Габриэль Маркес - Скверное время
— Никто не вправе мешать людям выражать свои мысли, — продолжал алькальд, разрывая картонное объявление. Выбросив куски в мусорную корзину, он пошел вымыть руки.
— Вот видишь, Гуардиола, — назидательно сказал судья Аркадио, — что значит строить из себя дурачка.
Алькальд поискал парикмахера глазами в зеркале, — тот был поглощен работой. Вытирая руки, он не спускал глаз с брадобрея.
— Разница между раньше и сейчас заключается в том, — сказал он, — что раньше заправляли политики, а сейчас — правительство.
— Слышал, Гуардиола? — осведомился судья Аркадио с густо намыленным лицом.
— Разумеется, — отозвался парикмахер.
Выйдя на улицу, алькальд подтолкнул судью Аркадио в направлении суда.

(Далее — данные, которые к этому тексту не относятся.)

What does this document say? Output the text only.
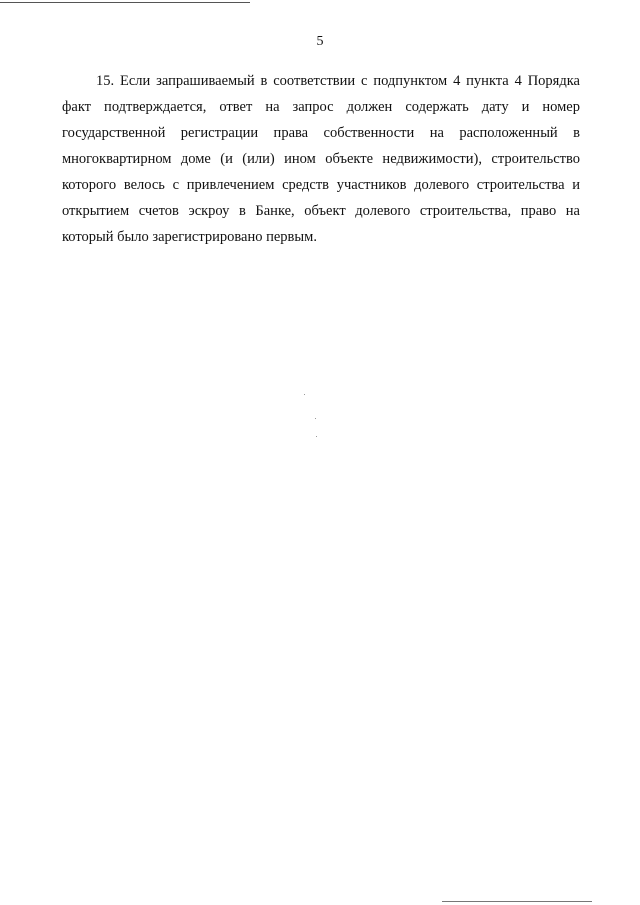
5

15. Если запрашиваемый в соответствии с подпунктом 4 пункта 4 Порядка факт подтверждается, ответ на запрос должен содержать дату и номер государственной регистрации права собственности на расположенный в многоквартирном доме (и (или) ином объекте недвижимости), строительство которого велось с привлечением средств участников долевого строительства и открытием счетов эскроу в Банке, объект долевого строительства, право на который было зарегистрировано первым.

Под непрекращающимся моросящим дождем улицы, казалось, были покрыты мыльной пеной.
— Я всегда считал, что в этой парикмахерской гнездо заговорщиков, — сказал алькальд.

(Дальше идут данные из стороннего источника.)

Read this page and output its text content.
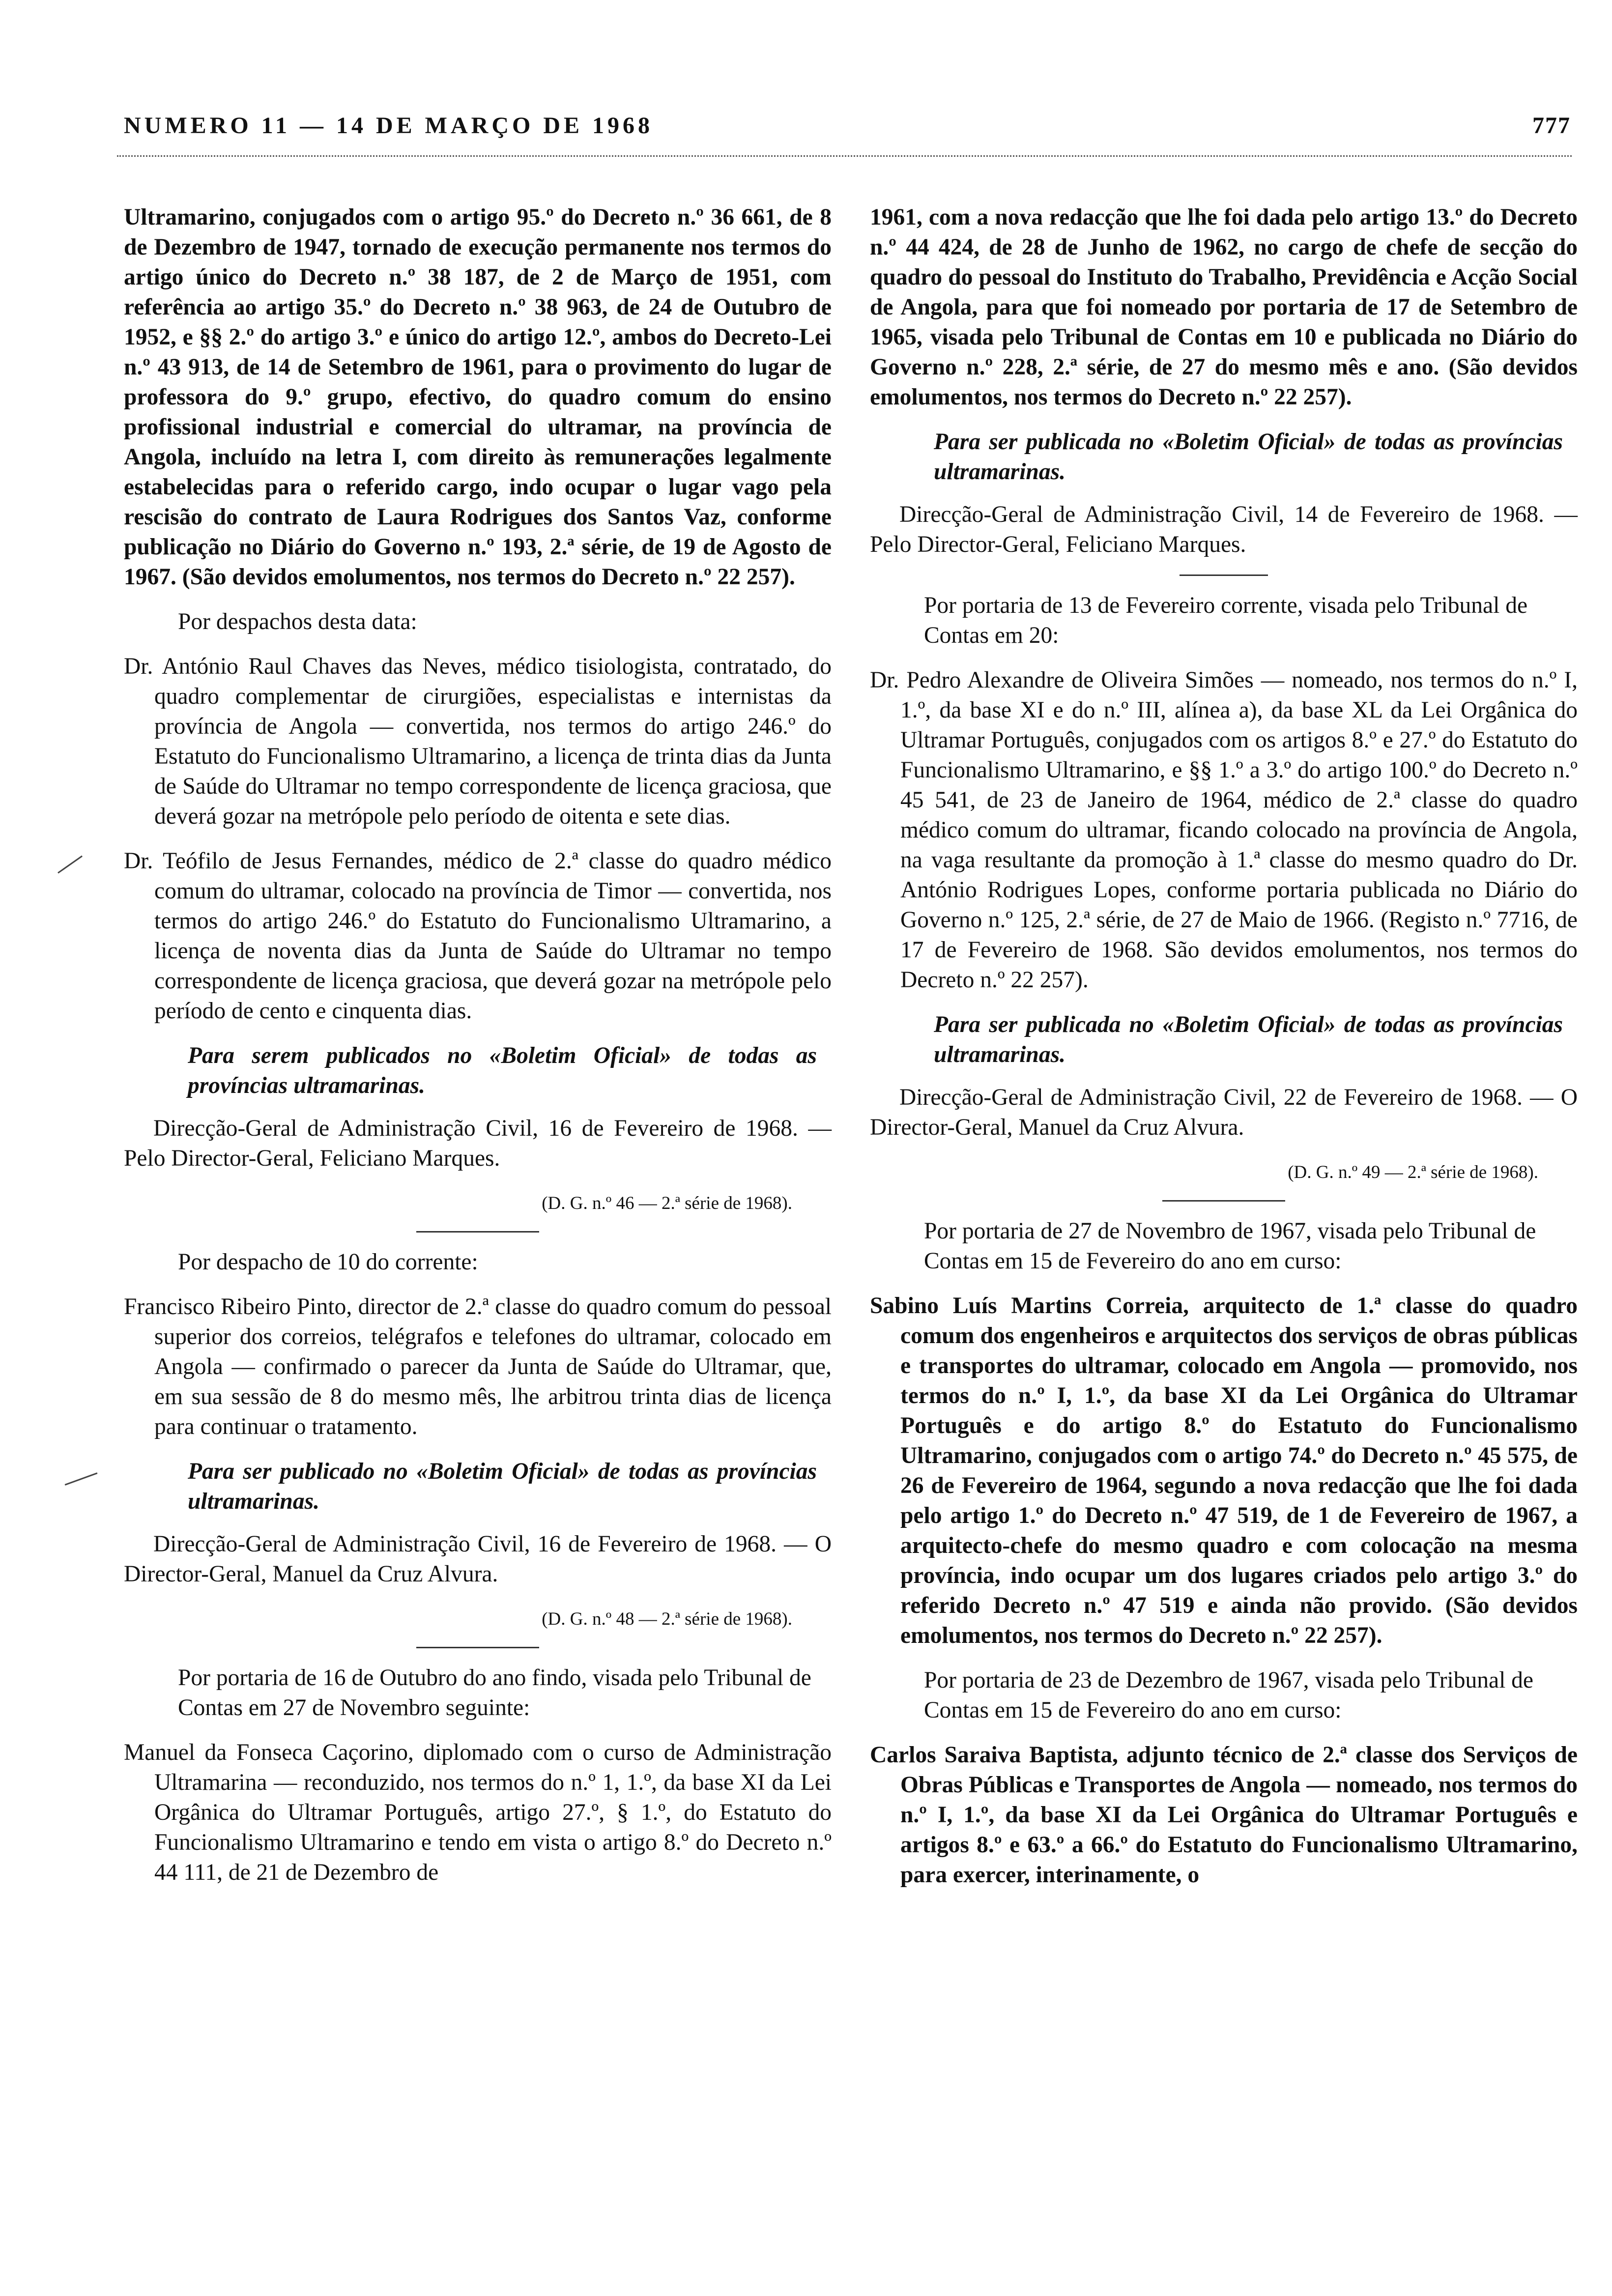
NUMERO 11 — 14 DE MARÇO DE 1968	777

Ultramarino, conjugados com o artigo 95.º do Decreto n.º 36 661, de 8 de Dezembro de 1947, tornado de execução permanente nos termos do artigo único do Decreto n.º 38 187, de 2 de Março de 1951, com referência ao artigo 35.º do Decreto n.º 38 963, de 24 de Outubro de 1952, e §§ 2.º do artigo 3.º e único do artigo 12.º, ambos do Decreto-Lei n.º 43 913, de 14 de Setembro de 1961, para o provimento do lugar de professora do 9.º grupo, efectivo, do quadro comum do ensino profissional industrial e comercial do ultramar, na província de Angola, incluído na letra I, com direito às remunerações legalmente estabelecidas para o referido cargo, indo ocupar o lugar vago pela rescisão do contrato de Laura Rodrigues dos Santos Vaz, conforme publicação no Diário do Governo n.º 193, 2.ª série, de 19 de Agosto de 1967. (São devidos emolumentos, nos termos do Decreto n.º 22 257).

Por despachos desta data:

Dr. António Raul Chaves das Neves, médico tisiologista, contratado, do quadro complementar de cirurgiões, especialistas e internistas da província de Angola — convertida, nos termos do artigo 246.º do Estatuto do Funcionalismo Ultramarino, a licença de trinta dias da Junta de Saúde do Ultramar no tempo correspondente de licença graciosa, que deverá gozar na metrópole pelo período de oitenta e sete dias.

Dr. Teófilo de Jesus Fernandes, médico de 2.ª classe do quadro médico comum do ultramar, colocado na província de Timor — convertida, nos termos do artigo 246.º do Estatuto do Funcionalismo Ultramarino, a licença de noventa dias da Junta de Saúde do Ultramar no tempo correspondente de licença graciosa, que deverá gozar na metrópole pelo período de cento e cinquenta dias.

Para serem publicados no «Boletim Oficial» de todas as províncias ultramarinas.

Direcção-Geral de Administração Civil, 16 de Fevereiro de 1968. — Pelo Director-Geral, Feliciano Marques.

(D. G. n.º 46 — 2.ª série de 1968).

Por despacho de 10 do corrente:

Francisco Ribeiro Pinto, director de 2.ª classe do quadro comum do pessoal superior dos correios, telégrafos e telefones do ultramar, colocado em Angola — confirmado o parecer da Junta de Saúde do Ultramar, que, em sua sessão de 8 do mesmo mês, lhe arbitrou trinta dias de licença para continuar o tratamento.

Para ser publicado no «Boletim Oficial» de todas as províncias ultramarinas.

Direcção-Geral de Administração Civil, 16 de Fevereiro de 1968. — O Director-Geral, Manuel da Cruz Alvura.

(D. G. n.º 48 — 2.ª série de 1968).

Por portaria de 16 de Outubro do ano findo, visada pelo Tribunal de Contas em 27 de Novembro seguinte:

Manuel da Fonseca Caçorino, diplomado com o curso de Administração Ultramarina — reconduzido, nos termos do n.º 1, 1.º, da base XI da Lei Orgânica do Ultramar Português, artigo 27.º, § 1.º, do Estatuto do Funcionalismo Ultramarino e tendo em vista o artigo 8.º do Decreto n.º 44 111, de 21 de Dezembro de

1961, com a nova redacção que lhe foi dada pelo artigo 13.º do Decreto n.º 44 424, de 28 de Junho de 1962, no cargo de chefe de secção do quadro do pessoal do Instituto do Trabalho, Previdência e Acção Social de Angola, para que foi nomeado por portaria de 17 de Setembro de 1965, visada pelo Tribunal de Contas em 10 e publicada no Diário do Governo n.º 228, 2.ª série, de 27 do mesmo mês e ano. (São devidos emolumentos, nos termos do Decreto n.º 22 257).

Para ser publicada no «Boletim Oficial» de todas as províncias ultramarinas.

Direcção-Geral de Administração Civil, 14 de Fevereiro de 1968. — Pelo Director-Geral, Feliciano Marques.

Por portaria de 13 de Fevereiro corrente, visada pelo Tribunal de Contas em 20:

Dr. Pedro Alexandre de Oliveira Simões — nomeado, nos termos do n.º I, 1.º, da base XI e do n.º III, alínea a), da base XL da Lei Orgânica do Ultramar Português, conjugados com os artigos 8.º e 27.º do Estatuto do Funcionalismo Ultramarino, e §§ 1.º a 3.º do artigo 100.º do Decreto n.º 45 541, de 23 de Janeiro de 1964, médico de 2.ª classe do quadro médico comum do ultramar, ficando colocado na província de Angola, na vaga resultante da promoção à 1.ª classe do mesmo quadro do Dr. António Rodrigues Lopes, conforme portaria publicada no Diário do Governo n.º 125, 2.ª série, de 27 de Maio de 1966. (Registo n.º 7716, de 17 de Fevereiro de 1968. São devidos emolumentos, nos termos do Decreto n.º 22 257).

Para ser publicada no «Boletim Oficial» de todas as províncias ultramarinas.

Direcção-Geral de Administração Civil, 22 de Fevereiro de 1968. — O Director-Geral, Manuel da Cruz Alvura.

(D. G. n.º 49 — 2.ª série de 1968).

Por portaria de 27 de Novembro de 1967, visada pelo Tribunal de Contas em 15 de Fevereiro do ano em curso:

Sabino Luís Martins Correia, arquitecto de 1.ª classe do quadro comum dos engenheiros e arquitectos dos serviços de obras públicas e transportes do ultramar, colocado em Angola — promovido, nos termos do n.º I, 1.º, da base XI da Lei Orgânica do Ultramar Português e do artigo 8.º do Estatuto do Funcionalismo Ultramarino, conjugados com o artigo 74.º do Decreto n.º 45 575, de 26 de Fevereiro de 1964, segundo a nova redacção que lhe foi dada pelo artigo 1.º do Decreto n.º 47 519, de 1 de Fevereiro de 1967, a arquitecto-chefe do mesmo quadro e com colocação na mesma província, indo ocupar um dos lugares criados pelo artigo 3.º do referido Decreto n.º 47 519 e ainda não provido. (São devidos emolumentos, nos termos do Decreto n.º 22 257).

Por portaria de 23 de Dezembro de 1967, visada pelo Tribunal de Contas em 15 de Fevereiro do ano em curso:

Carlos Saraiva Baptista, adjunto técnico de 2.ª classe dos Serviços de Obras Públicas e Transportes de Angola — nomeado, nos termos do n.º I, 1.º, da base XI da Lei Orgânica do Ultramar Português e artigos 8.º e 63.º a 66.º do Estatuto do Funcionalismo Ultramarino, para exercer, interinamente, o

— Дальше разговоров, — сказал судья Аркадио, — дело не идет.
— Это-то меня и настораживает, — отпарировал алькальд. — Уж очень они покладистые.

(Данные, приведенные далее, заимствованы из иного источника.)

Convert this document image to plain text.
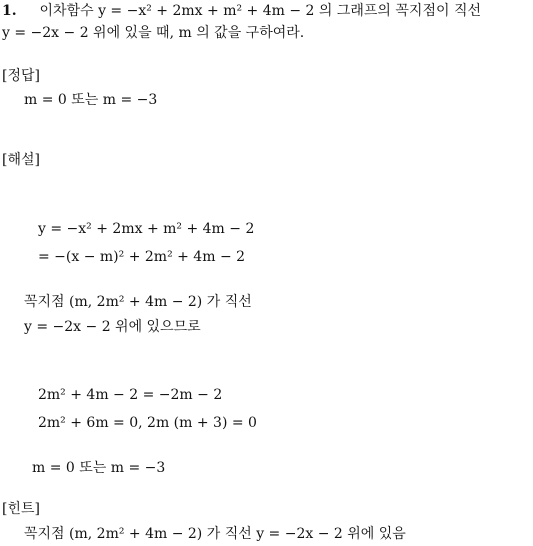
1. 이차함수 y = −x² + 2mx + m² + 4m − 2 의 그래프의 꼭지점이 직선
y = −2x − 2 위에 있을 때, m 의 값을 구하여라.
[정답]
m = 0 또는 m = −3
[해설]
y = −x² + 2mx + m² + 4m − 2
= −(x − m)² + 2m² + 4m − 2
꼭지점 (m, 2m² + 4m − 2) 가 직선
y = −2x − 2 위에 있으므로
2m² + 4m − 2 = −2m − 2
2m² + 6m = 0, 2m (m + 3) = 0
m = 0 또는 m = −3
[힌트]
꼭지점 (m, 2m² + 4m − 2) 가 직선 y = −2x − 2 위에 있음
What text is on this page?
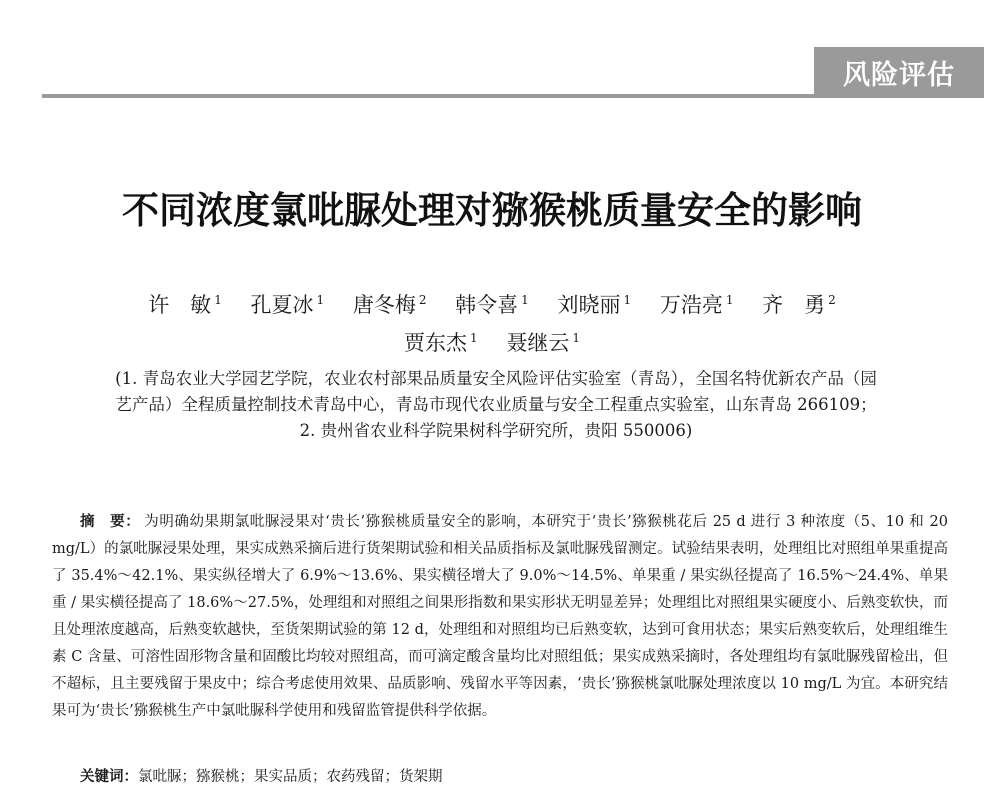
风险评估
不同浓度氯吡脲处理对猕猴桃质量安全的影响
许　敏 $^1$ 孔夏冰 $^1$ 唐冬梅 $^2$ 韩令喜 $^1$ 刘晓丽 $^1$ 万浩亮 $^1$ 齐　勇 $^2$
贾东杰 $^1$ 聂继云 $^1$
(1. 青岛农业大学园艺学院，农业农村部果品质量安全风险评估实验室（青岛），全国名特优新农产品（园
艺产品）全程质量控制技术青岛中心，青岛市现代农业质量与安全工程重点实验室，山东青岛 266109；
2. 贵州省农业科学院果树科学研究所，贵阳 550006)
摘　要： 为明确幼果期氯吡脲浸果对‘贵长’猕猴桃质量安全的影响，本研究于‘贵长’猕猴桃花后 25 d 进行 3 种浓度（5、10 和 20 mg/L）的氯吡脲浸果处理，果实成熟采摘后进行货架期试验和相关品质指标及氯吡脲残留测定。试验结果表明，处理组比对照组单果重提高了 35.4%～42.1%、果实纵径增大了 6.9%～13.6%、果实横径增大了 9.0%～14.5%、单果重 / 果实纵径提高了 16.5%～24.4%、单果重 / 果实横径提高了 18.6%～27.5%，处理组和对照组之间果形指数和果实形状无明显差异；处理组比对照组果实硬度小、后熟变软快，而且处理浓度越高，后熟变软越快，至货架期试验的第 12 d，处理组和对照组均已后熟变软，达到可食用状态；果实后熟变软后，处理组维生素 C 含量、可溶性固形物含量和固酸比均较对照组高，而可滴定酸含量均比对照组低；果实成熟采摘时，各处理组均有氯吡脲残留检出，但不超标，且主要残留于果皮中；综合考虑使用效果、品质影响、残留水平等因素，‘贵长’猕猴桃氯吡脲处理浓度以 10 mg/L 为宜。本研究结果可为‘贵长’猕猴桃生产中氯吡脲科学使用和残留监管提供科学依据。
关键词：氯吡脲；猕猴桃；果实品质；农药残留；货架期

— В истории человечества, — назидательно сказал судья, — среди заговорщиков не было ни одного парикмахера. И наоборот, не было ни одного портного, который бы не был заговорщиком.
Алькальд не отпускал руку судьи Аркадио, пока не усадил его во вращающееся кресло. Зевая, в контору вошел секретарь. В руках у него был напечатанный на машинке лист.
— Итак, — сказал он алькальду, — начнем работать.
Алькальд сдвинул фуражку назад и взял лист:
— Что это такое?
— Это судье, — сказал секретарь. — Список лиц, на кого анонимки не появлялись.
Алькальд в растерянности посмотрел на судью Аркадио.
— О, черт возьми! — воскликнул он. — Значит, и вы занялись этой ерундой?!
— Ну, решил прочитать как бы детектив, — стал оправдываться судья.
Алькальд прочитал список.
— Ему нет цены, — принялся объяснять секретарь, — наверняка автор анонимок — один из них. Логично?
Судья Аркадио забрал у алькальда список.
— Он круглый дурак, — сказал он, обращаясь к алькальду. А потом — секретарю: — Если я — анонимщик, то, чтобы отвести от себя всяческие подозрения, в первую очередь наклею анонимку на свой собственный дом. И спросил у алькальда: — Вы согласны со мной, лейтенант?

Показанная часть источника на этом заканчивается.